One of Marvel’s biggest staples has got to be What If…, which is currently getting a unique resurgence via Miles Morales. The first issue was an intriguing start using Captain America, and the rotating creative team gets to tangle with Wolverine this week. John Ridley and Farid Karami unveil a world where Miles Morales became Wolverine…and the fallout of that in the Marvel universe.
What If… Miles Morales #2 is a slick-looking book. Karami and color artist Chris Sotomayor bring a lot of cool action, awesome Wolverine poses, a slick new costume and a darker tone to the issue. This story is a tragic one as it reveals how Miles became Wolverine and how his life is in disarray in 2022. Karami also employs some cool fish-eye lens angles on Miles, who must fight more than once adversary in the issue. You’ll also appreciate the close-up shots of hands being grabbed mid-fight, or Wolverine’s blades crashing down on an enemy.
Sotomayor brings a ton of splashy goodness with shocking colors in backgrounds that would have otherwise been blank. Sotomayor is very good at lifting up the characters off backgrounds which helps create a larger-than-life look, and in some cases makes it easier to see the fighting.

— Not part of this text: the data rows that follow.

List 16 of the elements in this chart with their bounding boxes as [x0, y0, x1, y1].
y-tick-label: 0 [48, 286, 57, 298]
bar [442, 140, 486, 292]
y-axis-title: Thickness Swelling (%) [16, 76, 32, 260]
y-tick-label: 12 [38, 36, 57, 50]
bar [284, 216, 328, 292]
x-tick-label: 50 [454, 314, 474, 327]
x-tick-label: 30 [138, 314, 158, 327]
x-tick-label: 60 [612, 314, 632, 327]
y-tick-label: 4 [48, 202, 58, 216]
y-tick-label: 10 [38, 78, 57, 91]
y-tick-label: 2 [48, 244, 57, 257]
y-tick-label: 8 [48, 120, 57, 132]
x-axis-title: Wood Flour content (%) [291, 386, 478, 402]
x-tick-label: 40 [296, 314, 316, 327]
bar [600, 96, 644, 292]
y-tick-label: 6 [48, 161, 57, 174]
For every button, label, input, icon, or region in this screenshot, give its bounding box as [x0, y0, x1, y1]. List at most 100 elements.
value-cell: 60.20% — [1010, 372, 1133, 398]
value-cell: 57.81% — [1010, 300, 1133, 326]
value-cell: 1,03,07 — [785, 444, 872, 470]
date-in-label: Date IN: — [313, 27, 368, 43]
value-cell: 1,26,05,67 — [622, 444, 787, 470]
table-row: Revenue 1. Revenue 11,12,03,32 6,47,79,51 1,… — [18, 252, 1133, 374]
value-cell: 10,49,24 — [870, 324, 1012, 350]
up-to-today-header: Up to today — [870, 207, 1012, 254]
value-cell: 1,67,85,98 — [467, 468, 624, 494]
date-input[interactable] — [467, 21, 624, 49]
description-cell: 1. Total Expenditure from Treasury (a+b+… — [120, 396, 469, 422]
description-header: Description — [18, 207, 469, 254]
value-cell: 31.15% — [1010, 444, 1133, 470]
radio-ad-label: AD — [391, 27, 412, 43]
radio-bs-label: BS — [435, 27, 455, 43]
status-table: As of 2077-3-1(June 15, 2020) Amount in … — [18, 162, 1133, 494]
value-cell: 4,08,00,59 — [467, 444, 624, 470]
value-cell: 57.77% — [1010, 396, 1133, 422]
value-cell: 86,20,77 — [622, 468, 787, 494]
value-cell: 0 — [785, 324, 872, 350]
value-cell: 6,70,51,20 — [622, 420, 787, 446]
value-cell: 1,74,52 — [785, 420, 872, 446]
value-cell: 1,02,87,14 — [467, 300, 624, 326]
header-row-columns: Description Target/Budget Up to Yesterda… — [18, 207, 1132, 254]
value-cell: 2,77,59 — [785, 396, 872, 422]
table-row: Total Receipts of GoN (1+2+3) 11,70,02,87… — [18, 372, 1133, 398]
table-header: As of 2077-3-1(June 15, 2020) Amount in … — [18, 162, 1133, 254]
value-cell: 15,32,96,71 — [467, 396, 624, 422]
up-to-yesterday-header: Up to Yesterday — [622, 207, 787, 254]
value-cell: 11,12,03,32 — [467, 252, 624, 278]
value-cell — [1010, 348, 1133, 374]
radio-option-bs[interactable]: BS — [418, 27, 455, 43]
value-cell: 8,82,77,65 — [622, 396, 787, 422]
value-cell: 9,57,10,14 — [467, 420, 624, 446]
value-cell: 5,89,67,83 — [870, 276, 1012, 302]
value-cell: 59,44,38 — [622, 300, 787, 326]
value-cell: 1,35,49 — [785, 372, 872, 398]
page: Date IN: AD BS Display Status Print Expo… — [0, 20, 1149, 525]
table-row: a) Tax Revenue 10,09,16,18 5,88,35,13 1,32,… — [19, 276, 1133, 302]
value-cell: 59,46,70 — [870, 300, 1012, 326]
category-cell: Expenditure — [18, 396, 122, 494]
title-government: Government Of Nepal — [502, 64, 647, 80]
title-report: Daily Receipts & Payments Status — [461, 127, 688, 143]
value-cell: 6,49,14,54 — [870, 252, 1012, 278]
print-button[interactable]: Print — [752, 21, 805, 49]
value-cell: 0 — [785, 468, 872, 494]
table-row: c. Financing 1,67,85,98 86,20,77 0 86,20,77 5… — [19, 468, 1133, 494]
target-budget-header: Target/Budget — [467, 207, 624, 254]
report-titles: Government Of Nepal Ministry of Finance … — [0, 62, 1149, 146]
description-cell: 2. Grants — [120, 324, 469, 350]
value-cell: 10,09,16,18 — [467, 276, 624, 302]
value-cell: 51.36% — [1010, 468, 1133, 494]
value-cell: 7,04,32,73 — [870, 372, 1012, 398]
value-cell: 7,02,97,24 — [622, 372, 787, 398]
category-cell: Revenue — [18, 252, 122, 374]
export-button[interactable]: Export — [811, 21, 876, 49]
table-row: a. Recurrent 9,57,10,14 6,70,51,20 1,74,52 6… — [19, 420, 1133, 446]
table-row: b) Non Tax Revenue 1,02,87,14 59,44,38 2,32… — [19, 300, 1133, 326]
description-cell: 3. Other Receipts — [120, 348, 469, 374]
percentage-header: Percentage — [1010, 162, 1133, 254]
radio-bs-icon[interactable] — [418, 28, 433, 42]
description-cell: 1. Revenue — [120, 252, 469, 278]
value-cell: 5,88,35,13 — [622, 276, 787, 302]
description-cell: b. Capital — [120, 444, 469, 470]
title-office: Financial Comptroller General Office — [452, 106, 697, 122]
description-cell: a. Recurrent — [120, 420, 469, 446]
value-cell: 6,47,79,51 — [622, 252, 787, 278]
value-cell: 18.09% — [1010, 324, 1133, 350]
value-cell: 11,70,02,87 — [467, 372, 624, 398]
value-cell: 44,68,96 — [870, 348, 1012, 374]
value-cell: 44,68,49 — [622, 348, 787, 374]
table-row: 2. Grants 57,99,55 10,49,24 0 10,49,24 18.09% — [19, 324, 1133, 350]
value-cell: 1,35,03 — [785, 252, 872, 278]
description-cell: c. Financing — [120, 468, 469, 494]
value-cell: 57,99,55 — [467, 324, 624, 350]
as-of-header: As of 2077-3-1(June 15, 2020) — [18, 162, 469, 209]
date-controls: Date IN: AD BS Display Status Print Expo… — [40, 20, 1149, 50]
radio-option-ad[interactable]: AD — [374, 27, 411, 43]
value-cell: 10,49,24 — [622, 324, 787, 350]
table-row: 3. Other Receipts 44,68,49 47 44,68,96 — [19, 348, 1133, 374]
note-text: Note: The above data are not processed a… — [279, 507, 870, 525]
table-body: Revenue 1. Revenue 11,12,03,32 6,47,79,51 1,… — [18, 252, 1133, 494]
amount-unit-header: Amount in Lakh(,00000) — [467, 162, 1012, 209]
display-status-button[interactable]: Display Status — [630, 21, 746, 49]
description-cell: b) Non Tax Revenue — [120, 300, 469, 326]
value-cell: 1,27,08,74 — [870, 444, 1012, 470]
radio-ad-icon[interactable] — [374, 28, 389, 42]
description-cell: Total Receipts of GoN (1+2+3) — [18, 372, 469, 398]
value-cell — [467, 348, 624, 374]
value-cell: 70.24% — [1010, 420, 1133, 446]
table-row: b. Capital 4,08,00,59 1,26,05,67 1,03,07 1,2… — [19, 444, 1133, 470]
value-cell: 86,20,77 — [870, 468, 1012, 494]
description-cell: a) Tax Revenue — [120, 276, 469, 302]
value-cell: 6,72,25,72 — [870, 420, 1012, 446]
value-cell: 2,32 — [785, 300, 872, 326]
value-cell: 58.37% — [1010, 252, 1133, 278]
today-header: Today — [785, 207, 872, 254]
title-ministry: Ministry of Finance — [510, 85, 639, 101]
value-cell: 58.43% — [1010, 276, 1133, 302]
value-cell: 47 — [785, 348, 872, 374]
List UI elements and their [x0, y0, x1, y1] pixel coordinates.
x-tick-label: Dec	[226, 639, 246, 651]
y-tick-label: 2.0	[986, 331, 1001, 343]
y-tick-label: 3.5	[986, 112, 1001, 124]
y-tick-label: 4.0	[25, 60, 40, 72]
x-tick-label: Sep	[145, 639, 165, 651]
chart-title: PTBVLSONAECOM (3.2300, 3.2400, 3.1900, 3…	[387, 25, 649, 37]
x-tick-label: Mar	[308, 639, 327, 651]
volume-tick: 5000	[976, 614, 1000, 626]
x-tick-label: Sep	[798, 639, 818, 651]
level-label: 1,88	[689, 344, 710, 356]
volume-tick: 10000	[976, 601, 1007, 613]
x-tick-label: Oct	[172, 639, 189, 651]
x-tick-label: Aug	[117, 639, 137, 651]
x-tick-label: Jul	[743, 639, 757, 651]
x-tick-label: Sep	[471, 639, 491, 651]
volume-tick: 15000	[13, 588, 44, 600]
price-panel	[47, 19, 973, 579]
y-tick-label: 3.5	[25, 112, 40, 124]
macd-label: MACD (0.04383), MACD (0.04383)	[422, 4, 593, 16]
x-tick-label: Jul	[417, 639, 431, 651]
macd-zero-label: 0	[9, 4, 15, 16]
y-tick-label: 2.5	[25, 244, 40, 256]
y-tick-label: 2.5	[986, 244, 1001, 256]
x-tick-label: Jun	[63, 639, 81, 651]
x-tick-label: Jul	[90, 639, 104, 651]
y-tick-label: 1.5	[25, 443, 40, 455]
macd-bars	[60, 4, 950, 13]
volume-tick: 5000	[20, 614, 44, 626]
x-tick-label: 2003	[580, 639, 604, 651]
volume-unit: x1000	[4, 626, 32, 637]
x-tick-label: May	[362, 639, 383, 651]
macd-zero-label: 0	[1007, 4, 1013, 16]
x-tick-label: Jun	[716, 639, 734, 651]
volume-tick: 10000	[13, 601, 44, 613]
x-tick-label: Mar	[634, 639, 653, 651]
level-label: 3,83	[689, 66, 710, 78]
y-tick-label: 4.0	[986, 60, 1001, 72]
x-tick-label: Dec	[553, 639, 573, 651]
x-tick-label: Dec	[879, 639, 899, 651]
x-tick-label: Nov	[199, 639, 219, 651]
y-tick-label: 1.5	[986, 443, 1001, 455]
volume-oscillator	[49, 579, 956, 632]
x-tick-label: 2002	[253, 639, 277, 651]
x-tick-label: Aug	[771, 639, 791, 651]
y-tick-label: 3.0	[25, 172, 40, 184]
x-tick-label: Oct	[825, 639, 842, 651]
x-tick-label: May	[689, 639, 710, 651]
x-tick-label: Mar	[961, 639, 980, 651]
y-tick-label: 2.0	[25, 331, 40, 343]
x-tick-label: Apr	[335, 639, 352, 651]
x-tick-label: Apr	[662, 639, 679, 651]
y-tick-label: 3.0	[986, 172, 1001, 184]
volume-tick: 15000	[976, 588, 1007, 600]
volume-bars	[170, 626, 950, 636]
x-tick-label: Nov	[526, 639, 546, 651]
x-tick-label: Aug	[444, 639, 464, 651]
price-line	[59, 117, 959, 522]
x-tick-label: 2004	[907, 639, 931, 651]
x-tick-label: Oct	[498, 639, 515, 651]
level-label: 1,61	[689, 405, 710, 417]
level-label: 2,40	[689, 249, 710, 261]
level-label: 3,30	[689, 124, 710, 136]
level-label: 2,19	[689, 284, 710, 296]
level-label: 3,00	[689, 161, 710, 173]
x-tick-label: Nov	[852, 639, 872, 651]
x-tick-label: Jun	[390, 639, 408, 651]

The story and character work are just okay, however. Ridley makes all the characters in Miles’ life work from his dad to his uncle Aaron, but he never delves too deeply into how our characters got here. Much of the book is set during a fight sequence and a turning point for Miles with brief flashbacks to Miles at a younger age when he got his powers. Generally, it makes sense how Miles could become Wolverine, but that development is so short and glossed over it doesn’t have much of an impact. All told, it reads like Ridley threw these characters together quickly to make it work within the confines of Miles being Wolverine.
There is a political element to the narrative which adds a bit of value to the story. It revolves around the very real fact that police have historically not looked for missing Black kids for as long of time or with as many resources. This ties into Miles running away from home with his newfound abilities and the torture he endured to get his adamantium claws. It’s mentioned early on, but never really explored though so it ends up feeling like a quick throwaway detail.
Miles Morales as Wolverine is a tragic turn, which makes sense given how empowered he is by his family. It’s a lighter on story sort of comic, however, one that’s more about the action and reveals who the characters are in the universe than anything else.